The space between the stars is not empty but filled with a very dilute gas with extremely low densities and temperatures, providing a unique laboratory with conditions not normally encountered on Earth. A surprisingly rich chemistry occurs in these so-called interstellar clouds, as evidenced by the discovery of nearly 150 different molecules. Some of these species were found in space before they were identified in a laboratory on Earth. How are these molecules formed? Where are they found and how do astronomers identify them? How do their abundances differ from place to place and what does this tell us about the evolution of the region?

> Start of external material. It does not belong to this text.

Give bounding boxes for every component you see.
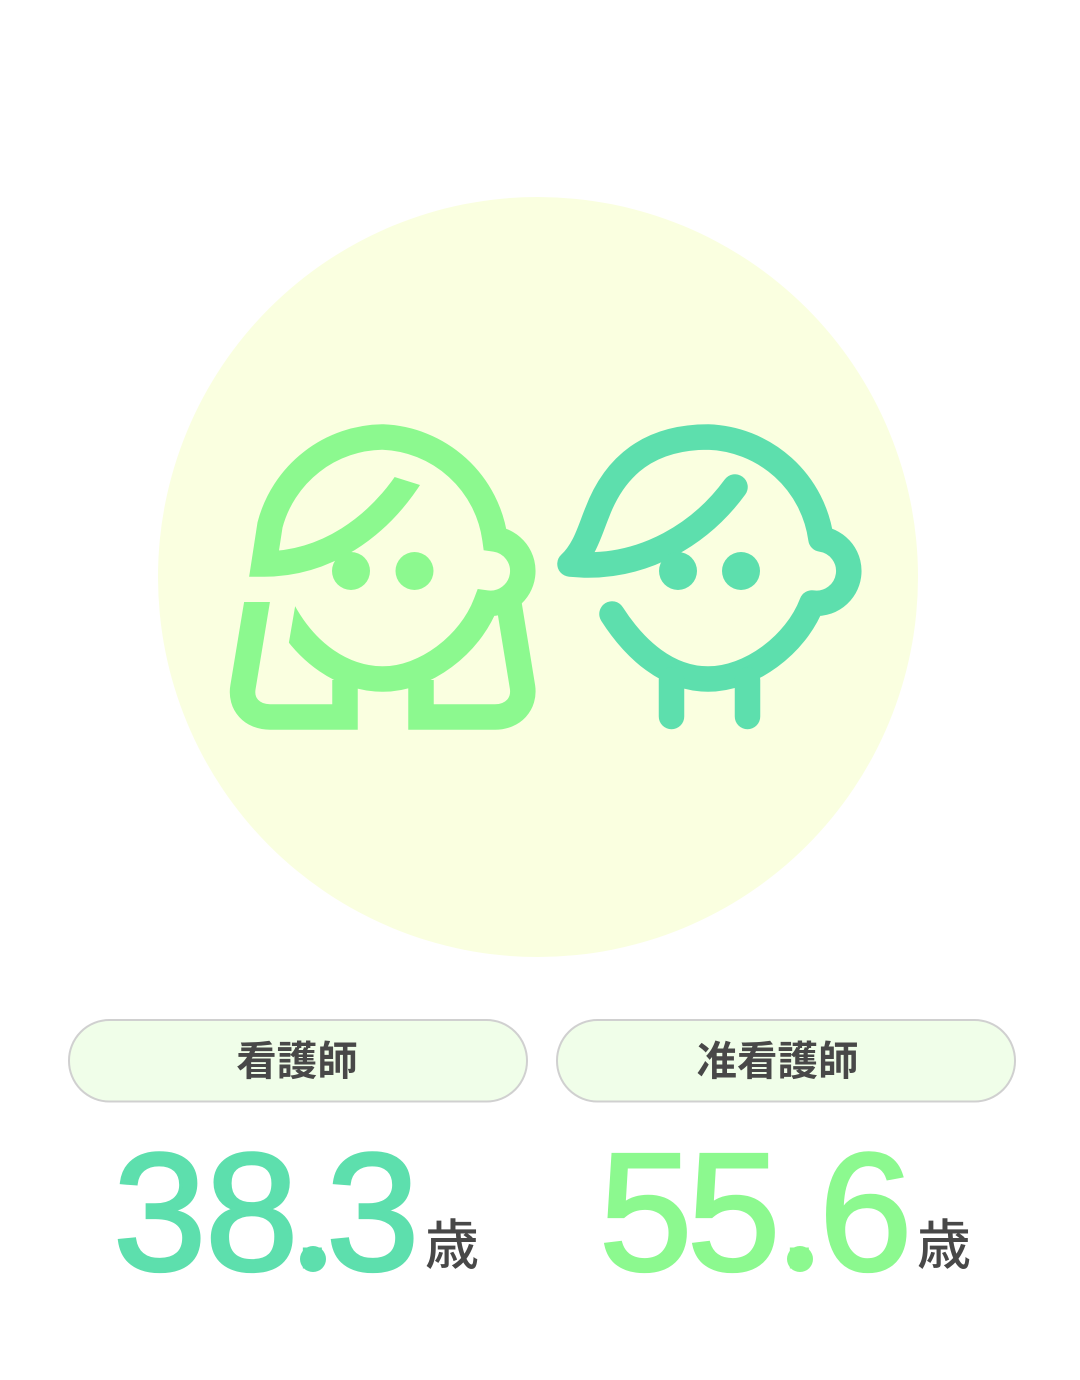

The lecture series starts with a description of the basic principles of gas-phase and gas-grain chemical reactions. Subsequently the chemistry in the early Universe, in diffuse and translucent clouds, in
photon- and X-ray dominated regions, and in shocks is discussed. Finally the evolution of molecular abundances from dark pre-stellar cores to star-forming regions and protoplanetary disks is presented and links with with early solar-system material, in particular that found in comets, are made.
7 lectures and 2 exercise sessions
Handouts of lecture notes; Background material: The physics and chemistry of the interstellar medium, 2005, A.G.G.M. Tielens (Cambridge University Press), chapters 4, 5, 9, 10.
Form of examination
Oral (by appointment) + presentation
Radiative processes, quantummechanics.